BRIDGE Housing, a leading nonprofit affordable housing developer and owner on the West Coast, has announced its first private equity fund.

BRIDGE Housing Impact Fund I is on course to raise $350 million, enabling about $1 billion in investment potential to acquire, preserve, and create affordable and workforce housing in major metropolitan areas in California, Oregon, and Washington.

KeyBank and BMO will each invest $25 million to anchor one of the largest equity funds to be sponsored and managed by a nonprofit affordable housing provider. PGIM Real Estate is also a launch investor, and BRIDGE expects to announce additional stakeholders in the coming months, according to officials.

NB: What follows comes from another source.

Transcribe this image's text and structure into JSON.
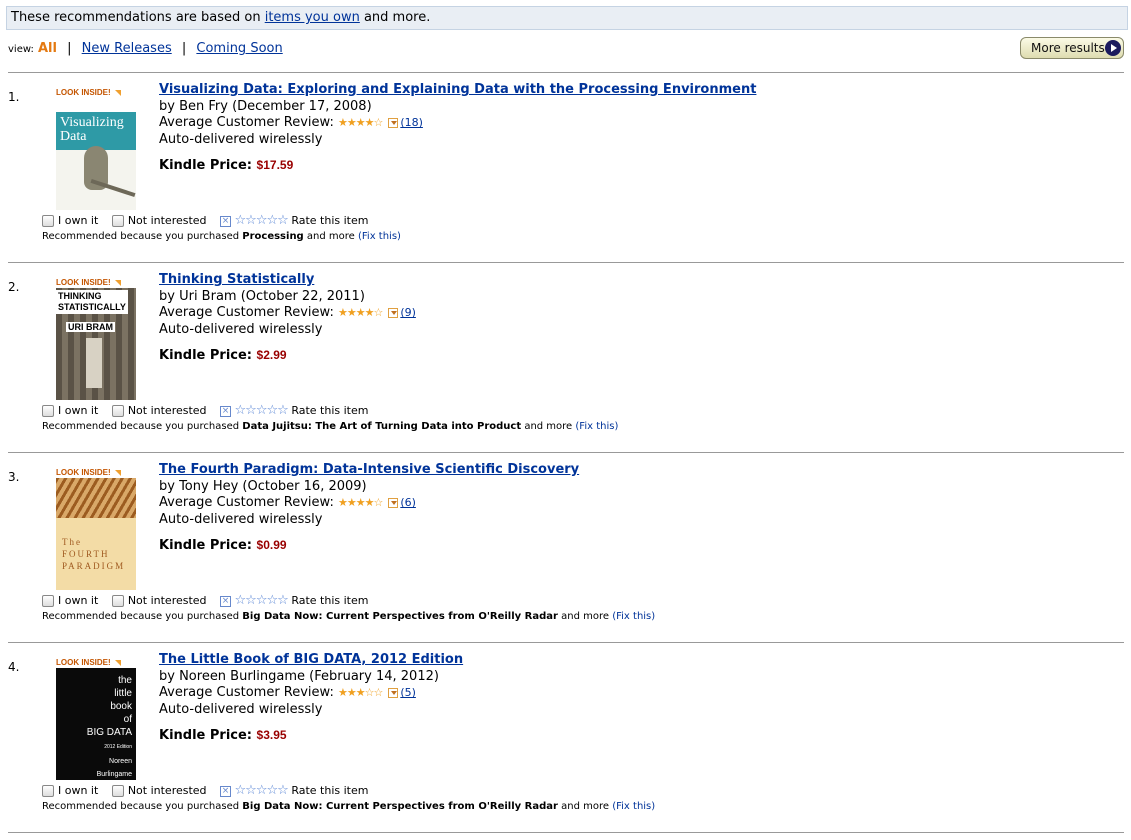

Ken Lombard, BRIDGE Housing (2025)
Ken Lombard

“We are innovating every day to extend our reach and capacity to build, acquire, and redevelop affordable housing communities on the West Coast,” said Ken Lombard, BRIDGE Housing president and CEO. “Our Impact Fund will enable us to move quickly on acquisitions not only to protect long-term affordability but also to add new affordable and workforce housing by converting market-rate units into homes for low- and middle-income earners, driving greater and faster impact along with steady returns for investors.”

The new fund will help the nonprofit maintain strong momentum after achieving 11.5% portfolio growth in 2024. BRIDGE Housing has more than 14,500 units and over $4 billion in total assets, and acquisitions are an increasingly important strategy for expansion, accounting for half of the nonprofit’s planned addition of 5,100 affordable units between 2024 and 2027.

BRIDGE Housing anticipates acquiring about 20 properties, with an estimated total of 3,500 units, during the three-year investment period. It supplements the organization’s robust new construction and redevelopment activity from Seattle to San Diego. The affordable housing nonprofit has more than 10,000 units in its development and acquisition pipelines.

Over the past year, BRIDGE Housing has completed four acquisitions to preserve more than 600 units with affordability covenants that were poised to expire and create 257 additional affordable homes by converting market-rate units.